The guide is published by the GSEP Energy Management Working Group of the Clean Energy Ministerial. South Africa is one of 11 governments participanting in the GSEP Energy Management Working Group and the only one from Africa.
By following the steps in the guide, M&V practitioners will be able to quantify, with a certain degree of certainty, the impact or performance of a particular implemented measure. This will help ensure the credibility of reported impacts, which can facilitate better decision making by the industry and policymakers as well as investment in energy-saving projects.
“This guide provides much-needed and simple ‘how-to’ instructions for M&V professionals to facilitate a consistent and comparable process for M&V,” explains Karel Steyn, Energy Performance Verification Specialist at Eskom, South Africa, the project lead for this activity.

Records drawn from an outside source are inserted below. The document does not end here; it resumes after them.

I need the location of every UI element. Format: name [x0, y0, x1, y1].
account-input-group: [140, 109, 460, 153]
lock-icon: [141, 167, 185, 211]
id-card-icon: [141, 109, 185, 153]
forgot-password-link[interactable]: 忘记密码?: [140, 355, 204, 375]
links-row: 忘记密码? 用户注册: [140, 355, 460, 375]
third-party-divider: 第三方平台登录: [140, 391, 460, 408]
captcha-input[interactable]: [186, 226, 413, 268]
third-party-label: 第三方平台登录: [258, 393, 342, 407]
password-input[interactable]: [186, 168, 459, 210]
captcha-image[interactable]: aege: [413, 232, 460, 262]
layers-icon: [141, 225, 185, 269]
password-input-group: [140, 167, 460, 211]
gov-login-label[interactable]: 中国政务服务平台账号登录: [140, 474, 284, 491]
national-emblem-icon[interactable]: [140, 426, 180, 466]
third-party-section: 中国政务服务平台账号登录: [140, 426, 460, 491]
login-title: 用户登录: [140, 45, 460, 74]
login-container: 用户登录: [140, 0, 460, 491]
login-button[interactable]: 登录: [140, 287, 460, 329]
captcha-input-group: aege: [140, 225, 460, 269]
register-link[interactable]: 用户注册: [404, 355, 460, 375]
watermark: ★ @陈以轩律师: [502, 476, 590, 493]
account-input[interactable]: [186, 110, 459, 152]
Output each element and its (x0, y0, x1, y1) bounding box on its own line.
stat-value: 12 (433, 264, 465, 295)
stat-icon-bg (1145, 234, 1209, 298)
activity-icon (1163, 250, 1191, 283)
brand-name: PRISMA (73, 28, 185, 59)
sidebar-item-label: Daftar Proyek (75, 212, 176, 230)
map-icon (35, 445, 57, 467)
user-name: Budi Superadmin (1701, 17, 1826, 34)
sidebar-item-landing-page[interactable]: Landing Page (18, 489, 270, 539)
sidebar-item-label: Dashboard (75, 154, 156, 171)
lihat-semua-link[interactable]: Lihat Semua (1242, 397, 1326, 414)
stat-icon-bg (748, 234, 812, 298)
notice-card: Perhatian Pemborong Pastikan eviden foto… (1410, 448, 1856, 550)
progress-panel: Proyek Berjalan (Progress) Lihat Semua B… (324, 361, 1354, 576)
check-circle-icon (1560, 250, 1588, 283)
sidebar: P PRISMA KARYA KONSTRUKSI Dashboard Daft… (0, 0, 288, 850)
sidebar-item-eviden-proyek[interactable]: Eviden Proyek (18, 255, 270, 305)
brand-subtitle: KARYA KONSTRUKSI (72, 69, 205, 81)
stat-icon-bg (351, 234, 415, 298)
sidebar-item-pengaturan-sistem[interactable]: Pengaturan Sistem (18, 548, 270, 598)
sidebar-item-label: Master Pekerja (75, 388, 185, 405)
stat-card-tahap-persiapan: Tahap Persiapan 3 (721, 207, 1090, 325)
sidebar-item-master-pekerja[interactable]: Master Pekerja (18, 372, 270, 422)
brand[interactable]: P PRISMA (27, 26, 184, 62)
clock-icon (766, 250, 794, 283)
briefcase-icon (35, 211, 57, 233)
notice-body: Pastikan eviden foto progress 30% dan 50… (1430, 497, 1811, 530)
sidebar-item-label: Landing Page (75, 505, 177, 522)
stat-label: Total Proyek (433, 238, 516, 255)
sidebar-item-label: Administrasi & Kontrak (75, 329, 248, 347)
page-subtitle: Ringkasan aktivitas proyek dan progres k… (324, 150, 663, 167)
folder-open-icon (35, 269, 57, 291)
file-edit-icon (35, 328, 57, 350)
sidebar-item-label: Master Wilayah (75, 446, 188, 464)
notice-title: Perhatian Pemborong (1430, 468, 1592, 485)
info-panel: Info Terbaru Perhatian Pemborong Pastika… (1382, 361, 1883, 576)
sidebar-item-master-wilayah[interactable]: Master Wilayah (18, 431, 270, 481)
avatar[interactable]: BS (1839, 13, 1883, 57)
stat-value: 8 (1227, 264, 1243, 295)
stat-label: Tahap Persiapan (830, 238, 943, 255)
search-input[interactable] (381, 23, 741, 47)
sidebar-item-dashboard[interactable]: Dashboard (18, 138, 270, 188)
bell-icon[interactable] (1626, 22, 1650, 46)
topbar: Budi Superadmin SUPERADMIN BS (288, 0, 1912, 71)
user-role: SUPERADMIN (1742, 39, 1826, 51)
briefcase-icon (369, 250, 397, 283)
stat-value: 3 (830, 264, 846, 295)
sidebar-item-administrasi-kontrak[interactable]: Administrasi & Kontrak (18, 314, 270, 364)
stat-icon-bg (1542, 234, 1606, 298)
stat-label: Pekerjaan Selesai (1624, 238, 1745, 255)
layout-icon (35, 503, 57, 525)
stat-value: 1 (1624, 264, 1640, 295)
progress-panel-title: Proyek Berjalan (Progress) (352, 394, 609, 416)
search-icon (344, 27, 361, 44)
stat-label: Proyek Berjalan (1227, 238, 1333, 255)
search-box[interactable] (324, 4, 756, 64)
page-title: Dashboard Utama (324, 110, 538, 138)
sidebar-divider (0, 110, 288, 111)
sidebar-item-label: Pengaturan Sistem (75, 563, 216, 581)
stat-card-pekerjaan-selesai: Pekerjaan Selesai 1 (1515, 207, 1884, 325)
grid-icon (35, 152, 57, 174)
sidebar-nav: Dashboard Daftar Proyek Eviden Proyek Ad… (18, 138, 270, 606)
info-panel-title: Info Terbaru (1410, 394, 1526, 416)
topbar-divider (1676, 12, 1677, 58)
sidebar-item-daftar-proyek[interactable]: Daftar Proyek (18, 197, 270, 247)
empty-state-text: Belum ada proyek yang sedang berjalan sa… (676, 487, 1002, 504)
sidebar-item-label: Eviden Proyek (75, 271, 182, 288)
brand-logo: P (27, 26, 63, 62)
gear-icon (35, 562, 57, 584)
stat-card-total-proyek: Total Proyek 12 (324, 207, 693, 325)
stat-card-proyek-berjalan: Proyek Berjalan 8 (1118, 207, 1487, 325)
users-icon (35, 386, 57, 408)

Steyn also notes the guide’s usefulness in the South African context: “With the recent introduction of a tax incentive by the South African government on energy efficiency projects, the guide will be especially relevant in South Africa and is already proving to be an invaluable resource.”
Two South African companies, Veritek and Energy Cybernetics, are pilot-testing the guide as a resource for training energy professionals. Gustav Radloff, Veritek company director, comments, “Using this document as a practical guideline significantly enhances our [Veritek’s] ability to develop M&V plans that consistently conform to the standards we demand.”
The GSEP Energy Management Working Group was formed with the primary goal of accelerating broad use of energy management systems (EnMS) in industry and commercial buildings worldwide. This new guide provides a critical resource for countries and energy managers that are implementing EnMS systems. It will help businesses quantify gains from energy savings, which can build the business case for EnMS, and help policymakers set realistic and ambitious energy efficiency policies.
The guide will also help advance the international energy management standard ISO 50001 by elaborating on the reporting process, which the standard does not currently address. Other governments and stakeholders participating in the Energy Management Working Group will also gain insights from South Africa’s experiences and be able to use the guide to promote education and training among energy professionals.